Gioisca il cuore di chi cerca il Signore.
Cercate il Signore e la sua potenza,
cercate sempre il suo volto. (Sal 104,3-4)
L’ardente aspettativa della creazione è protesa verso la rivelazione dei figli di Dio.
Dalla lettera di san Paolo apostolo ai Romani
Rm 8,18-25
Fratelli, ritengo che le sofferenze del tempo presente non siano paragonabili alla gloria futura che sarà rivelata in noi.
L’ardente aspettativa della creazione, infatti, è protesa verso la rivelazione dei figli di Dio. La creazione infatti è stata sottoposta alla caducità – non per sua volontà, ma per volontà di colui che l’ha sottoposta – nella speranza che anche la stessa creazione sarà liberata dalla schiavitù della corruzione per entrare nella libertà della gloria dei figli di Dio.

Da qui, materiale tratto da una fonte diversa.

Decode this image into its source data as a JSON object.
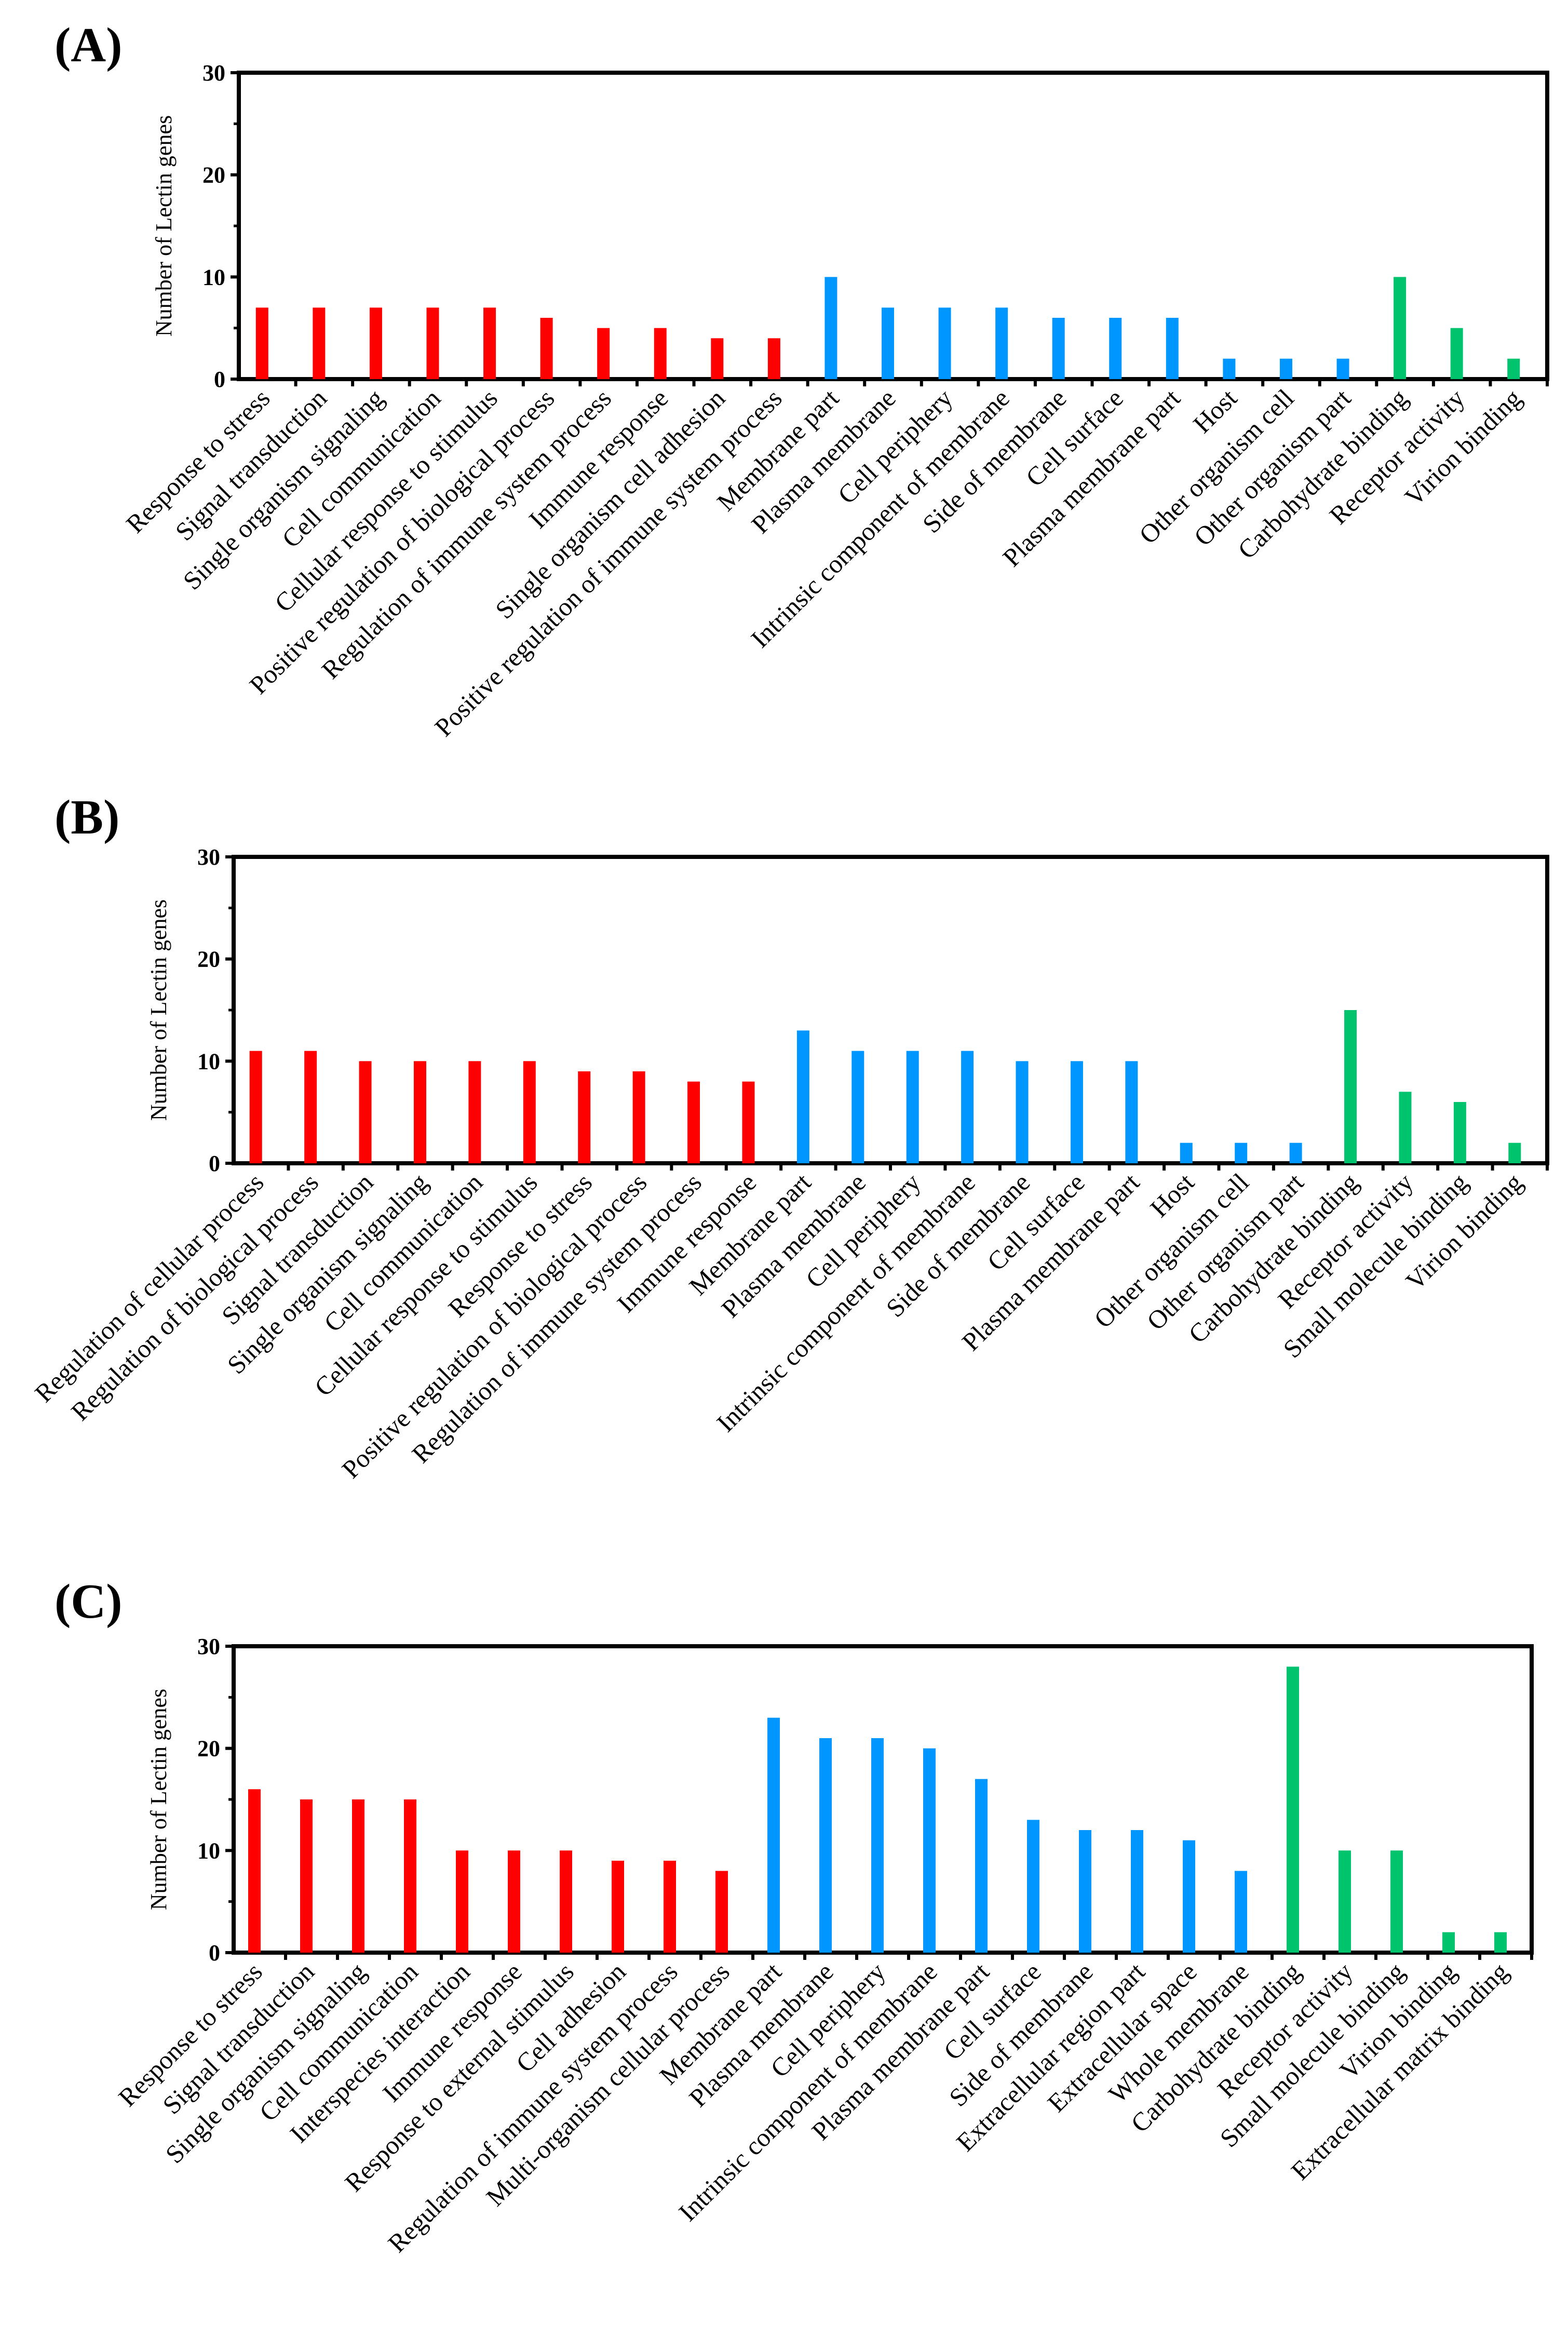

Sappiamo infatti che tutta insieme la creazione geme e soffre le doglie del parto fino ad oggi. Non solo, ma anche noi, che possediamo le primizie dello Spirito, gemiamo interiormente aspettando l’adozione a figli, la redenzione del nostro corpo. Nella speranza infatti siamo stati salvati.
Ora, ciò che si spera, se è visto, non è più oggetto di speranza; infatti, ciò che uno già vede, come potrebbe sperarlo? Ma, se speriamo quello che non vediamo, lo attendiamo con perseveranza.
Parola di Dio.
R. Grandi cose ha fatto il Signore per noi.
Quando il Signore ristabilì la sorte di Sion,
ci sembrava di sognare.
Allora la nostra bocca si riempì di sorriso,
la nostra lingua di gioia. R.
Allora si diceva tra le genti:
«Il Signore ha fatto grandi cose per loro».
Grandi cose ha fatto il Signore per noi:
eravamo pieni di gioia. R.
Ristabilisci, Signore, la nostra sorte,
come i torrenti del Negheb.
Chi semina nelle lacrime
mieterà nella gioia. R.
Nell’andare, se ne va piangendo,
portando la semente da gettare,
ma nel tornare, viene con gioia,
portando i suoi covoni. R.
Il granello crebbe e divenne un albero.
Dal Vangelo secondo Luca
Lc 13,18-21
In quel tempo, diceva Gesù: «A che cosa è simile il regno di Dio, e a che cosa lo posso paragonare? È simile a un granello di senape, che un uomo prese e gettò nel suo giardino; crebbe, divenne un albero e gli uccelli del cielo vennero a fare il nido fra i suoi rami».
E disse ancora: «A che cosa posso paragonare il regno di Dio? È simile al lievito, che una donna prese e mescolò in tre misure di farina, finché non fu tutta lievitata».
Parola del Signore.
A cosa si può paragonare il Regno di Dio? A qualcosa di semplice innanzitutto, che nasce nel cuore. È un seme piccolo e umile di bellezza che, piantato dentro di noi, cresce e diventa qualcosa che ci unisce a Dio e alle cose celesti. È quel lievito di vita che, anche se è un pizzico, cambia la nostra, la eleva, le dona gioia.
Il commento al Vangelo di ieri:
Con due metafore apparentemente semplici Gesù vuole dirci che il suo Vangelo e il suo regno iniziano a partire dal nostro cuore che, come un terriccio con il seme, accoglie Dio e riesce a toccare il cielo. A cominciare dalla vita quotidiana, che possiamo “colorare” di bellezza; una bellezza che dura, che non torna indietro, ma che ci cambia per sempre.